LAWRENCE ADAMS: It has been my experience, right, that I would say that I was unique in the fact that my lawyer, Mr. John Battarac, did work that I don’t think anybody else could have done. I was fortunate to that extent.

SEN. MCDONALD: Thank you very much. I should just note for the record that actually the Chief Public Defender’s Office has probably the greatest breadth of information in history on the defense of capital cases than any other group of attorneys in the state. Are there other questions? Senator Handley followed by Senator Cappiello.

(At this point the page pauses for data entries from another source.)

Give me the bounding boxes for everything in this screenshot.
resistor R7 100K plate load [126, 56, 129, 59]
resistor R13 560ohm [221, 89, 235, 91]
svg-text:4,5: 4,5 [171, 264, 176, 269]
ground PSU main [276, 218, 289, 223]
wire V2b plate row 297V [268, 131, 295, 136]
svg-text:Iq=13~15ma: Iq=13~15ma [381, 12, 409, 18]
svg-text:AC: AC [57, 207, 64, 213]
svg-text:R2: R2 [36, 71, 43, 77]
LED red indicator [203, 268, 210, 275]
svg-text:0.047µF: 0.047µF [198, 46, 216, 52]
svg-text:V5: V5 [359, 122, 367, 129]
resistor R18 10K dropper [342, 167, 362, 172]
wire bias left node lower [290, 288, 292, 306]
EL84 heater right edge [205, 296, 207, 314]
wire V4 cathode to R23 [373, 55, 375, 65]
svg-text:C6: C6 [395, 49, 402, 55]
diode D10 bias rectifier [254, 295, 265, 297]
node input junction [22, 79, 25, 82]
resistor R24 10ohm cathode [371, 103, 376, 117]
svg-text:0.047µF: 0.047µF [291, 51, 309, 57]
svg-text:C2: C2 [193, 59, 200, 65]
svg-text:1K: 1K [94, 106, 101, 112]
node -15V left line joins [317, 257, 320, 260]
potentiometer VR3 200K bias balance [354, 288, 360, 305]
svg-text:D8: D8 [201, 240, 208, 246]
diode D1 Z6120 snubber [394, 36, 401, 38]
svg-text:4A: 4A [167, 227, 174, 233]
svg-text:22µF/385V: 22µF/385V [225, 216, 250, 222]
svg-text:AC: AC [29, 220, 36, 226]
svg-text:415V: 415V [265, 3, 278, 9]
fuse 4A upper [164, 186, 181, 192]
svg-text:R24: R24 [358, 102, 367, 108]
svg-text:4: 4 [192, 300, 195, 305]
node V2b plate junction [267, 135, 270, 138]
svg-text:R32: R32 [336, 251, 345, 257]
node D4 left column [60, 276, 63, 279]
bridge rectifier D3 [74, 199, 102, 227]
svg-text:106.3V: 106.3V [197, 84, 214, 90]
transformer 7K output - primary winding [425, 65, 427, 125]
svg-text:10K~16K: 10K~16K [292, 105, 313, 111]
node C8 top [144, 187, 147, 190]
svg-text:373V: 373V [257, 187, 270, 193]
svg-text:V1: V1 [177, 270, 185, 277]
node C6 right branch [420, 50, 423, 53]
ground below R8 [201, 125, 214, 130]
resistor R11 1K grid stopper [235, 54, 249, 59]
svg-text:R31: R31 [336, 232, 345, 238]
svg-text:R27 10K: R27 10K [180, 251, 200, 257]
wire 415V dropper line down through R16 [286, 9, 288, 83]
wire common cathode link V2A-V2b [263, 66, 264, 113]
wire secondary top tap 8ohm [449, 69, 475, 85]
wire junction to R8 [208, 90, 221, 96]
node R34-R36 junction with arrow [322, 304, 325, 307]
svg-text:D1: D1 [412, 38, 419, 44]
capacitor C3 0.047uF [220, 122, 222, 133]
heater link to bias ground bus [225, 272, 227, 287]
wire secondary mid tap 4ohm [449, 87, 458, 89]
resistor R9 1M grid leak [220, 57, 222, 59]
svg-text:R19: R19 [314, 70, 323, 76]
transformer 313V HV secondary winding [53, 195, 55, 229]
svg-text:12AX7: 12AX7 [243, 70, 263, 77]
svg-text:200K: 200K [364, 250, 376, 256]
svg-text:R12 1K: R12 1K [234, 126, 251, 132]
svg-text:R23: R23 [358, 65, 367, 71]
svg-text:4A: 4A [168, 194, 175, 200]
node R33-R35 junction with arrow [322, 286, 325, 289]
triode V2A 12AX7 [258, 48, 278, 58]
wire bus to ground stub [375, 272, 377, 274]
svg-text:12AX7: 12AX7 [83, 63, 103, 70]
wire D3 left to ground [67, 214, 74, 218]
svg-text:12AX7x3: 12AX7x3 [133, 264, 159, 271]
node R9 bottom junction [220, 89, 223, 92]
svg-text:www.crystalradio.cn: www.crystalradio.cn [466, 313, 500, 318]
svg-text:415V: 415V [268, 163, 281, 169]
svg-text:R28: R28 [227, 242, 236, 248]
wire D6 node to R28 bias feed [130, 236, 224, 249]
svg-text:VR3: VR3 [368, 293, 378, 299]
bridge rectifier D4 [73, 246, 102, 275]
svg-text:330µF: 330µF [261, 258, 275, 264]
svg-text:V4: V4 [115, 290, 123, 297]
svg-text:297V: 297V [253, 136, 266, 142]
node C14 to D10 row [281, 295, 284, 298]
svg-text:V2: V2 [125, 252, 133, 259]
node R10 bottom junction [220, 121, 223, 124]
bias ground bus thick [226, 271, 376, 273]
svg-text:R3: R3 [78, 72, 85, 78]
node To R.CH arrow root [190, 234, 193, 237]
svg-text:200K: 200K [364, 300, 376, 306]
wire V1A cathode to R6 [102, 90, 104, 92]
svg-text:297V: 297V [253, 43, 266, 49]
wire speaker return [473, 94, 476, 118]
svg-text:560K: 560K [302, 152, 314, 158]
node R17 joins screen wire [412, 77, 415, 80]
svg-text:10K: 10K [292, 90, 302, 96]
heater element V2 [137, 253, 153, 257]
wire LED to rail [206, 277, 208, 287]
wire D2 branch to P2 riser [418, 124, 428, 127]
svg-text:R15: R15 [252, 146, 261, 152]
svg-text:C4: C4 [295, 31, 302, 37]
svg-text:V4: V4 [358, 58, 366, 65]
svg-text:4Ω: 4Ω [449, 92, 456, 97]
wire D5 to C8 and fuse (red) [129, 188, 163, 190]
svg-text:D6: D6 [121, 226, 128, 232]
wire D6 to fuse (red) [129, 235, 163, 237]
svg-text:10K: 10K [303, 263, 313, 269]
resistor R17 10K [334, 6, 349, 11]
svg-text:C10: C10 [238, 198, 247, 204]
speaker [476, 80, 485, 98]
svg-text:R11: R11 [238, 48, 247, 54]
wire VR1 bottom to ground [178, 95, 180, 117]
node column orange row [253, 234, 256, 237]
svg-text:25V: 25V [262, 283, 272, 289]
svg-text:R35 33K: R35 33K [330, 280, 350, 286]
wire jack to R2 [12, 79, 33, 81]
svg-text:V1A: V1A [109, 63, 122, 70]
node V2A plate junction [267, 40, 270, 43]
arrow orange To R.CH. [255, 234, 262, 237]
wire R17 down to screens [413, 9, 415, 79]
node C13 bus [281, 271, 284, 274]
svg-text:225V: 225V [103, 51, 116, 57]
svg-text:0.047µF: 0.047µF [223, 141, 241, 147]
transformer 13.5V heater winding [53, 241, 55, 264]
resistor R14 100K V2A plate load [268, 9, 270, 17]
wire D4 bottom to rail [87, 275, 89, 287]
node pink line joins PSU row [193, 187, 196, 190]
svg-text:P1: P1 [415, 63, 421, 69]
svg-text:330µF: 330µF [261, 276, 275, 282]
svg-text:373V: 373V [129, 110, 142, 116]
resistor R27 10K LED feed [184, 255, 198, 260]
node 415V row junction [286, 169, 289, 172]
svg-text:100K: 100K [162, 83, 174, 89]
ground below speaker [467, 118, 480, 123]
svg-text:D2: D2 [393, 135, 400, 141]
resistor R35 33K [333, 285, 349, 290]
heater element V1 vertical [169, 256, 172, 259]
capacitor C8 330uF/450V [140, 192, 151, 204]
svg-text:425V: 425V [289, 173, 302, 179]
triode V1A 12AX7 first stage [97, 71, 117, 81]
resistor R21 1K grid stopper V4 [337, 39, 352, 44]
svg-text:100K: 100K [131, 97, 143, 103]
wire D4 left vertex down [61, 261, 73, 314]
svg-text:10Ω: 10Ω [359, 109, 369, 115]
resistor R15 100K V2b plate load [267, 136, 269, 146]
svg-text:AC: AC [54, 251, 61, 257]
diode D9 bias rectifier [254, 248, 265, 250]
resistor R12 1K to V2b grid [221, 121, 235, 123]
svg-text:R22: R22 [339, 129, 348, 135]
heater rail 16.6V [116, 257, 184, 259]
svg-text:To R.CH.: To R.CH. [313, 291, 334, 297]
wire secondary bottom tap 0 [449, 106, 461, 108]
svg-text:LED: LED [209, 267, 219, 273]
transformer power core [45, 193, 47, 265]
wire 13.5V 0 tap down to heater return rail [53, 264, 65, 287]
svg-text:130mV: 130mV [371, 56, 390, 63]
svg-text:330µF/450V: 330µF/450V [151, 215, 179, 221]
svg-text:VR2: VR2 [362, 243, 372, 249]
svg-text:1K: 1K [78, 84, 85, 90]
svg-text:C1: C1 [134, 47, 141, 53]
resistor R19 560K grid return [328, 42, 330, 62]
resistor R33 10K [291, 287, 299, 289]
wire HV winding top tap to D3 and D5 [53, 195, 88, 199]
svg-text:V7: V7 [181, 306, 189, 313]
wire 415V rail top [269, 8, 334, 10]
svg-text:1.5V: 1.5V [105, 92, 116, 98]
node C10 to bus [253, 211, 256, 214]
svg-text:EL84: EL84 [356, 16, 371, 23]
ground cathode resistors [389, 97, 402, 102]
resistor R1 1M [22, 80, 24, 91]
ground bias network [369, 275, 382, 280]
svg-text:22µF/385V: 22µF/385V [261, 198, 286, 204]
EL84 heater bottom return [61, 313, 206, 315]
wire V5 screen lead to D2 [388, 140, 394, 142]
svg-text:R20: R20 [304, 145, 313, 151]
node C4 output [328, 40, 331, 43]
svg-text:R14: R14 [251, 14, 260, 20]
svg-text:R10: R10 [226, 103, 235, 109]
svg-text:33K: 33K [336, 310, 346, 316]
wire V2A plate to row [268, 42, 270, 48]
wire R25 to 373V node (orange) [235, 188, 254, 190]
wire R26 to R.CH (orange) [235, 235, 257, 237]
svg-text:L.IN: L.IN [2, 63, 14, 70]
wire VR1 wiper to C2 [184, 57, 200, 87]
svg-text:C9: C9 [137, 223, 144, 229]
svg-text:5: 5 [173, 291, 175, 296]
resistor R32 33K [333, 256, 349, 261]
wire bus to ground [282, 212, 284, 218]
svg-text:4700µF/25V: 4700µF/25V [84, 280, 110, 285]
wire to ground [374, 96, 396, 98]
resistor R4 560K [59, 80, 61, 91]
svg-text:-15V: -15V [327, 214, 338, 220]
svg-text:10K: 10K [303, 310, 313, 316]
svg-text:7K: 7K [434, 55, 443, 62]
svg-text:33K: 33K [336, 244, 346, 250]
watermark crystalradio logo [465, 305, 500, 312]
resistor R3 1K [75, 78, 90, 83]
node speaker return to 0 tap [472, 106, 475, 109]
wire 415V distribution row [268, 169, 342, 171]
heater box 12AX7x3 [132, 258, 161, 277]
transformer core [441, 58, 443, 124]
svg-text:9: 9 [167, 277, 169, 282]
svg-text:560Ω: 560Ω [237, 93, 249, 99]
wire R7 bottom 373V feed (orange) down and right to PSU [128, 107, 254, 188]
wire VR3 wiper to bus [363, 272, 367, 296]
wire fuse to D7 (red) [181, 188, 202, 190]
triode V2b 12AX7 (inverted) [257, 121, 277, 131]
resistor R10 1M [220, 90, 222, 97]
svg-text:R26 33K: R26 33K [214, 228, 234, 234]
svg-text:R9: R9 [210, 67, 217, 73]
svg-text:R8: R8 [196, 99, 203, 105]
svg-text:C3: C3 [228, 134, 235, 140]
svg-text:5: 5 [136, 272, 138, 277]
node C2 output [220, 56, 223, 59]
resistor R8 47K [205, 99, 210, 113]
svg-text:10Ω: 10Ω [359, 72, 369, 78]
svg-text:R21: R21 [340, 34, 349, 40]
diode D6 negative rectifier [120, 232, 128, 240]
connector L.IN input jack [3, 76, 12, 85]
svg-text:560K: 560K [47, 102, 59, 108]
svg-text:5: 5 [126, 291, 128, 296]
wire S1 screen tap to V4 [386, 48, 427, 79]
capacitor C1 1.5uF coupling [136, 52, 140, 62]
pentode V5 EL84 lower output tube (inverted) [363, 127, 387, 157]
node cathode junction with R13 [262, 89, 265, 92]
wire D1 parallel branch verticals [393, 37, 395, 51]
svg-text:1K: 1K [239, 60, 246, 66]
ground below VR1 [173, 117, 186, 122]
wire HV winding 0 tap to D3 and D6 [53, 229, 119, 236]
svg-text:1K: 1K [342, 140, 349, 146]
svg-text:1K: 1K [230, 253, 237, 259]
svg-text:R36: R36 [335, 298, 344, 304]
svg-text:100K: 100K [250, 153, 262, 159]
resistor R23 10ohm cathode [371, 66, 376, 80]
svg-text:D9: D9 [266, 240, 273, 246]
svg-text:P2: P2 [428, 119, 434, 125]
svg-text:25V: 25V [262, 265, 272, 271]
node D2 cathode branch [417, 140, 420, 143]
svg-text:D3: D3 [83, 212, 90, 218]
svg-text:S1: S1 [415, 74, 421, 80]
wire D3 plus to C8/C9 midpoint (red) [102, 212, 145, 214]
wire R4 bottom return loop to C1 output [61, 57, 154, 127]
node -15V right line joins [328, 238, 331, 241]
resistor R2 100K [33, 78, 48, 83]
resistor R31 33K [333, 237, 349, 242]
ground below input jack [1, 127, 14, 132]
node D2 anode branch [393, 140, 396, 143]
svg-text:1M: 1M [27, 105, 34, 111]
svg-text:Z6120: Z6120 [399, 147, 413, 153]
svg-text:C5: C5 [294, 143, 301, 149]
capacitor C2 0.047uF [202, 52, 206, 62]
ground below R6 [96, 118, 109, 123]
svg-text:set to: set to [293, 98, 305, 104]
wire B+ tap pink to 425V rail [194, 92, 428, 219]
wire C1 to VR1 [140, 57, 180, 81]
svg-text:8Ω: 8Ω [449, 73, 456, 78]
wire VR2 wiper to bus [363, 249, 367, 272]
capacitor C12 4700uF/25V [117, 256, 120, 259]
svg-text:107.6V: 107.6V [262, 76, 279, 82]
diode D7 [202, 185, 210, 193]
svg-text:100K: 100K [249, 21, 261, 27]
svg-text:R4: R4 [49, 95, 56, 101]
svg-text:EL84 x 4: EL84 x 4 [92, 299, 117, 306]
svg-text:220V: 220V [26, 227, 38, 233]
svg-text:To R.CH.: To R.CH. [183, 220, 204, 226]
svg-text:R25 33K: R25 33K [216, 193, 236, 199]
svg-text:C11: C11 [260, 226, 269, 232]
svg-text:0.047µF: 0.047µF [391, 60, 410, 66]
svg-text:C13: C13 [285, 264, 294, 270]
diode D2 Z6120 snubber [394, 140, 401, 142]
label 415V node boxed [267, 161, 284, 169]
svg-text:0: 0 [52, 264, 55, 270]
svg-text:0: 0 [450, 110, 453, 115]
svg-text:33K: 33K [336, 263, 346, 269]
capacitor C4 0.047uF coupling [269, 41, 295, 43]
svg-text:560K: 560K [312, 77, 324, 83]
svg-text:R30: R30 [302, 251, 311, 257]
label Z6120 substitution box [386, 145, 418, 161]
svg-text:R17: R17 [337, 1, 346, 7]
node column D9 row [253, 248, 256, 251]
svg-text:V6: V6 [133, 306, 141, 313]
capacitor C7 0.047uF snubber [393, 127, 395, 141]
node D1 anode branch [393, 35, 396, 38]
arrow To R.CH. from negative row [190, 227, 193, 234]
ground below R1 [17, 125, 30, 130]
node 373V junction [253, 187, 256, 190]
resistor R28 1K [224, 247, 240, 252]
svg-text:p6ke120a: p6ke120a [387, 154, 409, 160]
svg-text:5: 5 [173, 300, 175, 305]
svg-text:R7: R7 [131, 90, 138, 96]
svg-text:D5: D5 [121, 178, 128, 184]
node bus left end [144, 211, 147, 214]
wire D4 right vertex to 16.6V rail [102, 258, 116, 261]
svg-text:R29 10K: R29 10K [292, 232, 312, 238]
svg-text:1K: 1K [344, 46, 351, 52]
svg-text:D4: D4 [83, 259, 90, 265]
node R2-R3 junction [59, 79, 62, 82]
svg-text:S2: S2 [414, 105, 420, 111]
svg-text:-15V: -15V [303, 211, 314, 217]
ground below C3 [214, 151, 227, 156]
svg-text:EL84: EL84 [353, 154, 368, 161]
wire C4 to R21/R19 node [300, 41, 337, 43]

Then the hearing continues.

Amazing, just amazing. Not like we don’t get crap from our clients anyway, now we have a state Senator who doesn’t acknowledge that public defenders are lawyers. Not once did the Senator make the distinction in terms of public defenders as opposed to private attorneys. He kept referring to private attorneys simply as “attorneys”.

In any event, if you have time time, read as much of the transcript as you can – it’s pretty powerful, moving stuff.